Jobs failing at data shuffle stage with error org.apache.spark.shuffle.FetchFailedException

Analyze the shuffle data distribution across executors and join query strategies.

Written by swetha.nandajan

Last published at: January 31st, 2025

Problem

You have an application with joins or aggregations, so need your data to reorganize according to the key. This requires a data shuffle stage. Your job fails at this data shuffle stage with the following exception.

 

org.apache.spark.SparkException: Job aborted due to stage failure: ShuffleMapStage 149 (localCheckpoint at MergeIntoMaterializeSource.scala:364) has failed the maximum allowable number of times: 4. Most recent failure reason:
org.apache.spark.shuffle.FetchFailedException

at org.apache.spark.storage.ShuffleBlockFetcherIterator.throwFetchFailedException(ShuffleBlockFetcherIterator.scala:1168)
at org.apache.spark.storage.ShuffleBlockFetcherIterator.$anonfun$next$1(ShuffleBlockFetcherIterator.scala:904)
at com.databricks.spark.util.ExecutorFrameProfiler$.record(ExecutorFrameProfiler.scala:110)
at 
Caused by: java.nio.channels.ClosedChannelException

 

Cause

This issue occurs when a task run is not able to fetch shuffle data that is supposed to serve as input to the stage. The inability to fetch shuffle data can occur when:  

  • A cluster downsizes during an auto-scaling event before the shuffle data is read.
  • A spot instance is terminated. 
  • An executor becomes unresponsive or runs out of memory. 

 

Cluster downsizing and terminated spot instances cause ongoing shuffle operations in an Apache Spark job to fail, due to missing data from the terminated executor. 

 

When an executor hosting the shuffle data or shuffle server gets overwhelmed and stops responding to shuffle data requests, the nonresponsiveness causes the failure.

 

Solution

First, diagnose which cause is behind your job’s failure. The process is detailed in the Failing jobs or executors removed (AWSAzureGCP) documentation. 

 

From there, long-term solutions can focus on optimizing code logic, data layout, and minimizing data explosions depending on your context. The following two options specifically consider large joins or tasks handling excessive data. 

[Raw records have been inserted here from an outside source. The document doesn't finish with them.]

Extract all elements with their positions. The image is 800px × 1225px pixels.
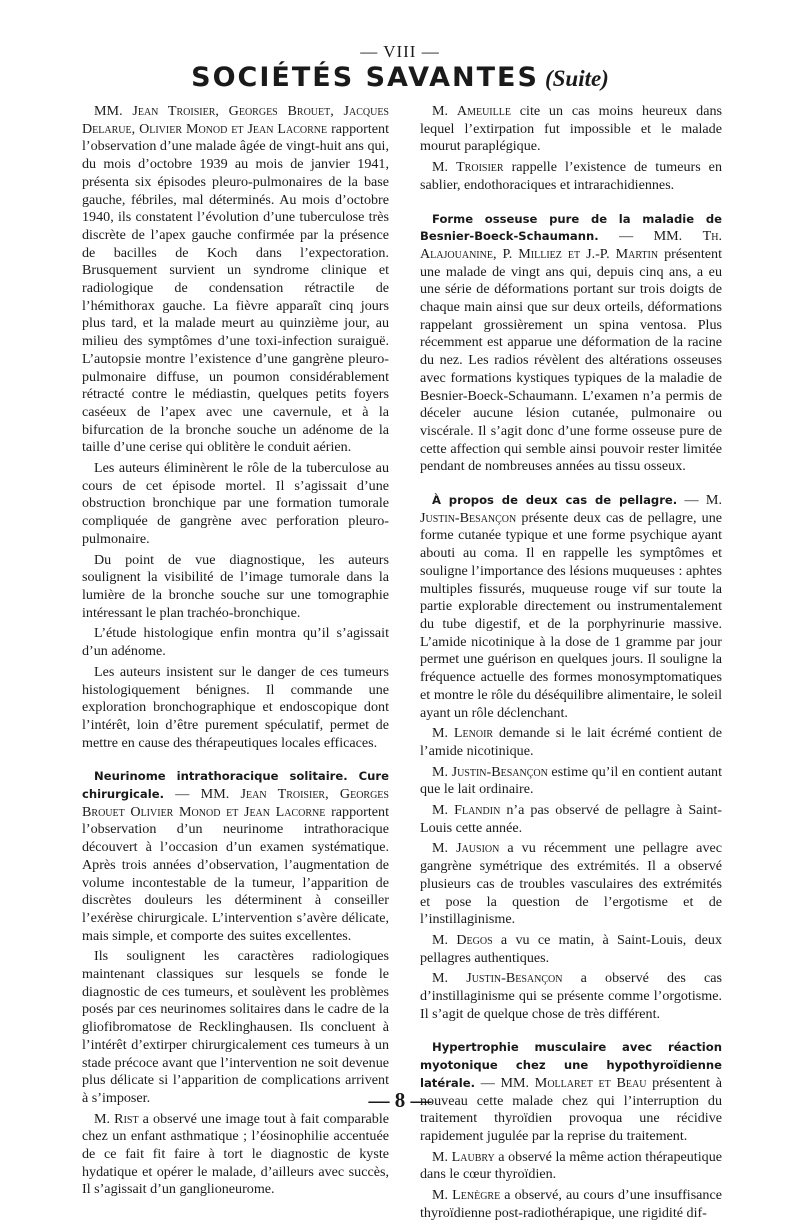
- author-name: Degos: [456, 931, 493, 948]
- paragraph-text: rapportent l’observation d’un neurinome intrathoracique découvert à l’occasion d’un examen systématique. Après trois années d’observation, l’augmentation de volume incontestable de la tumeur, l’apparition de discrètes douleurs les déterminent à conseiller l’exérèse chirurgicale. L’intervention s’avère délicate, mais simple, et comporte des suites excellentes.: [82, 803, 389, 944]
- author-name: Troisier: [456, 159, 504, 176]
- prefix: M.: [432, 802, 455, 819]
- paragraph: [420, 103, 722, 156]
- paragraph: [420, 840, 722, 929]
- paragraph: Ils soulignent les caractères radiologiques maintenant classiques sur lesquels se fonde le diagnostic de ces tumeurs, et soulèvent les problèmes posés par ces neurinomes solitaires dans le cadre de la gliofibromatose de Recklinghausen. Ils concluent à l’intérêt d’extirper chirurgicalement ces tumeurs à un stade précoce avant que l’intervention ne soit devenue plus délicate si l’apparition de complications arrivent à s’imposer.: [82, 948, 389, 1106]
- paragraph: [82, 768, 389, 945]
- prefix: M.: [432, 840, 457, 857]
- paragraph: Du point de vue diagnostique, les auteurs soulignent la visibilité de l’image tumorale dans la lumière de la bronche souche sur une tomographie intéressant le plan trachéo-bronchique.: [82, 551, 389, 621]
- section-heading: Neurinome intrathoracique solitaire. Cure chirurgicale.: [82, 769, 389, 802]
- section-title-text: SOCIÉTÉS SAVANTES: [191, 62, 539, 93]
- prefix: M.: [94, 1110, 115, 1127]
- paragraph-text: a vu récemment une pellagre avec gangrène symétrique des extrémités. Il a observé plusieurs cas de troubles vasculaires des extrémités et pose la question de l’ergotisme et de l’instillaginisme.: [420, 840, 722, 928]
- paragraph: [82, 103, 389, 457]
- paragraph-text: a observé la même action thérapeutique dans le cœur thyroïdien.: [420, 1148, 722, 1183]
- paragraph-text: a vu ce matin, à Saint-Louis, deux pellagres authentiques.: [420, 931, 722, 966]
- paragraph: [420, 211, 722, 477]
- paragraph: [420, 492, 722, 722]
- paragraph: [82, 1111, 389, 1200]
- author-name: Laubry: [451, 1148, 495, 1165]
- prefix: M.: [432, 159, 457, 176]
- paragraph-text: présentent à nouveau cette malade chez qui l’interruption du traitement thyroïdien provoqua une récidive rapidement jugulée par la reprise du traitement.: [420, 1074, 722, 1144]
- author-name: Justin-Besançon: [451, 763, 548, 780]
- paragraph-text: présente deux cas de pellagre, une forme cutanée typique et une forme psychique ayant abouti au coma. Il en rappelle les symptômes et souligne l’importance des lésions muqueuses : aphtes multiples fissurés, muqueuse rouge vif sur toute la partie explorable directement ou instrumentalement du tube digestif, et de la porphyrinurie massive. L’amide nicotinique à la dose de 1 gramme par jour permet une guérison en quelques jours. Il souligne la fréquence actuelle des formes monosymptomatiques et montre le rôle du déséquilibre alimentaire, le soleil ayant un rôle déclenchant.: [420, 509, 722, 721]
- paragraph: [420, 1149, 722, 1184]
- prefix: M.: [432, 1187, 453, 1204]
- paragraph-text: cite un cas moins heureux dans lequel l’extirpation fut impossible et le malade mourut paraplégique.: [420, 103, 722, 155]
- author-name: Ameuille: [456, 103, 511, 119]
- prefix: M.: [432, 931, 457, 948]
- section-heading: Hypertrophie musculaire avec réaction myotonique chez une hypothyroïdienne latérale.: [420, 1040, 722, 1090]
- prefix: M.: [432, 725, 454, 742]
- right-column: [420, 103, 722, 1225]
- author-name: Lenègre: [452, 1187, 501, 1204]
- paragraph: [420, 764, 722, 799]
- prefix: M.: [432, 763, 452, 780]
- author-names: Mollaret et Beau: [534, 1074, 647, 1091]
- author-name: Justin-Besançon: [466, 970, 563, 987]
- paragraph: [420, 802, 722, 837]
- dash: — MM.: [475, 1074, 535, 1091]
- section-title-suite: (Suite): [544, 66, 609, 91]
- paragraph-text: présentent une malade de vingt ans qui, depuis cinq ans, a eu une série de déformations portant sur trois doigts de chaque main ainsi que sur deux orteils, déformations rappelant grossièrement un spina ventosa. Plus récemment est apparue une déformation de la racine du nez. Les radios révèlent des altérations osseuses avec formations kystiques typiques de la maladie de Besnier-Boeck-Schaumann. L’examen n’a permis de déceler aucune lésion cutanée, pulmonaire ou viscérale. Il s’agit donc d’une forme osseuse pure de cette affection qui semble ainsi pouvoir rester limitée pendant de nombreuses années au tissu osseux.: [420, 245, 722, 475]
- left-column: [82, 103, 389, 1202]
- paragraph: [420, 932, 722, 967]
- author-names: MM. Jean Troisier, Georges Brouet, Jacques Delarue, Olivier Monod et Jean Lacorne: [82, 103, 389, 137]
- author-names: Th. Alajouanine, P. Milliez et J.-P. Martin: [420, 228, 722, 262]
- dash: — MM.: [598, 228, 703, 245]
- paragraph: Les auteurs insistent sur le danger de ces tumeurs histologiquement bénignes. Il commande une exploration bronchographique et endoscopique dont l’intérêt, loin d’être purement spéculatif, permet de mettre en cause des thérapeutiques locales efficaces.: [82, 663, 389, 751]
- paragraph: [420, 159, 722, 194]
- page-number-roman: — VIII —: [360, 42, 440, 61]
- author-name: Flandin: [454, 802, 501, 819]
- prefix: M.: [432, 970, 467, 987]
- paragraph-text: estime qu’il en contient autant que le lait ordinaire.: [420, 763, 723, 798]
- paragraph-text: n’a pas observé de pellagre à Saint-Louis cette année.: [420, 802, 722, 836]
- paragraph: [420, 725, 722, 760]
- paragraph: [420, 1187, 722, 1222]
- section-heading: À propos de deux cas de pellagre.: [432, 493, 678, 508]
- paragraph-text: a observé des cas d’instillaginisme qui se présente comme l’orgotisme. Il s’agit de quelque chose de très différent.: [420, 970, 722, 1022]
- page-number: — 8 —: [368, 1088, 432, 1112]
- section-heading: Forme osseuse pure de la maladie de Besnier-Boeck-Schaumann.: [420, 211, 722, 244]
- paragraph-text: a observé une image tout à fait comparable chez un enfant asthmatique ; l’éosinophilie accentuée de ce fait fit faire à tort le diagnostic de kyste hydatique et opérer le malade, d’ailleurs avec succès, Il s’agissait d’un ganglioneurome.: [82, 1110, 389, 1198]
- author-name: Jausion: [456, 840, 500, 857]
- dash: — M.: [677, 492, 722, 509]
- author-name: Lenoir: [453, 725, 494, 742]
- author-names: Justin-Besançon: [420, 509, 517, 526]
- paragraph-text: rapportent l’observation d’une malade âgée de vingt-huit ans qui, du mois d’octobre 1939 au mois de janvier 1941, présenta six épisodes pleuro-pulmonaires de la base gauche, fébriles, mal déterminés. Au mois d’octobre 1940, ils constatent l’évolution d’une tuberculose très discrète de l’apex gauche confirmée par la présence de bacilles de Koch dans l’expectoration. Brusquement survient un syndrome clinique et radiologique de condensation rétractile de l’hémithorax gauche. La fièvre apparaît cinq jours plus tard, et la malade meurt au quinzième jour, au milieu des symptômes d’une toxi-infection suraiguë. L’autopsie montre l’existence d’une gangrène pleuro-pulmonaire diffuse, un poumon considérablement rétracté contre le médiastin, quelques petits foyers caséeux de l’apex avec une cavernule, et à la bifurcation de la bronche souche un adénome de la taille d’une cerise qui oblitère le conduit aérien.: [82, 120, 389, 456]
- paragraph: Les auteurs éliminèrent le rôle de la tuberculose au cours de cet épisode mortel. Il s’agissait d’une obstruction bronchique par une formation tumorale compliquée de gangrène avec perforation pleuro-pulmonaire.: [82, 460, 389, 547]
- author-names: Jean Troisier, Georges Brouet Olivier Monod et Jean Lacorne: [82, 786, 389, 820]
- dash: — MM.: [164, 786, 241, 803]
- paragraph-text: rappelle l’existence de tumeurs en sablier, endothoraciques et intrarachidiennes.: [420, 159, 722, 193]
- paragraph: [420, 970, 722, 1023]
- prefix: M.: [432, 103, 457, 119]
- paragraph-text: demande si le lait écrémé contient de l’amide nicotinique.: [420, 725, 722, 759]
- section-title: [0, 62, 800, 93]
- paragraph-text: a observé, au cours d’une insuffisance thyroïdienne post-radiothérapique, une rigidité dif-: [420, 1187, 722, 1221]
- prefix: M.: [432, 1148, 452, 1165]
- author-name: Rist: [114, 1110, 139, 1127]
- paragraph: L’étude histologique enfin montra qu’il s’agissait d’un adénome.: [82, 625, 389, 660]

  • If large joins cause fetch failures, broadcast smaller tables to avoid shuffles.

 

spark.sql.autoBroadcastJoinThreshold <large_value_in_bytes>  
spark.databricks.adaptive.autoBroadcastJoinThreshold <similar_large_value> 

 

  • If tasks handle excessive data, leading to memory issues or disk spills, increase shuffle partitions or use auto. Note that changing spark.sql.shuffle.partitions only applies when a new query is started. Resuming will always pick up the previous value.

 

spark.sql.shuffle.partitions appropriate_value or auto 

 

For temporary, short term solutions to help your job succeed, consider the following configurations.

  • Use the Spark UI to check if a failed shuffle stage made significant progress after X number of attempts. If so, increasing retry attempts may help job progress past the stage.

 

spark.shuffle.io.maxRetries <higher_value> (default: 3)   

 

  • Configure task-level parallelism carefully to avoid underutilized CPU resources. Note that spark.task.cpus increases the number of cores per task and reduces the overall load on the worker. This reduces parallelism, so increase the number of workers accordingly. 

 

spark.task.cpus <value> where value  > 1 but < total_cores 

 

Important

Increasing the spark.task.cpus value without increasing worker count increases job duration.

 

 

  • Prevent worker side network related timeouts due during large garbage collection pauses by increasing timeout values. 

 

spark.network.timeout = 800s  
spark.rpc.timeout = 600s  

 

  • As a final temporary measure, you can increase cluster capacity. Note that this may incur extra costs.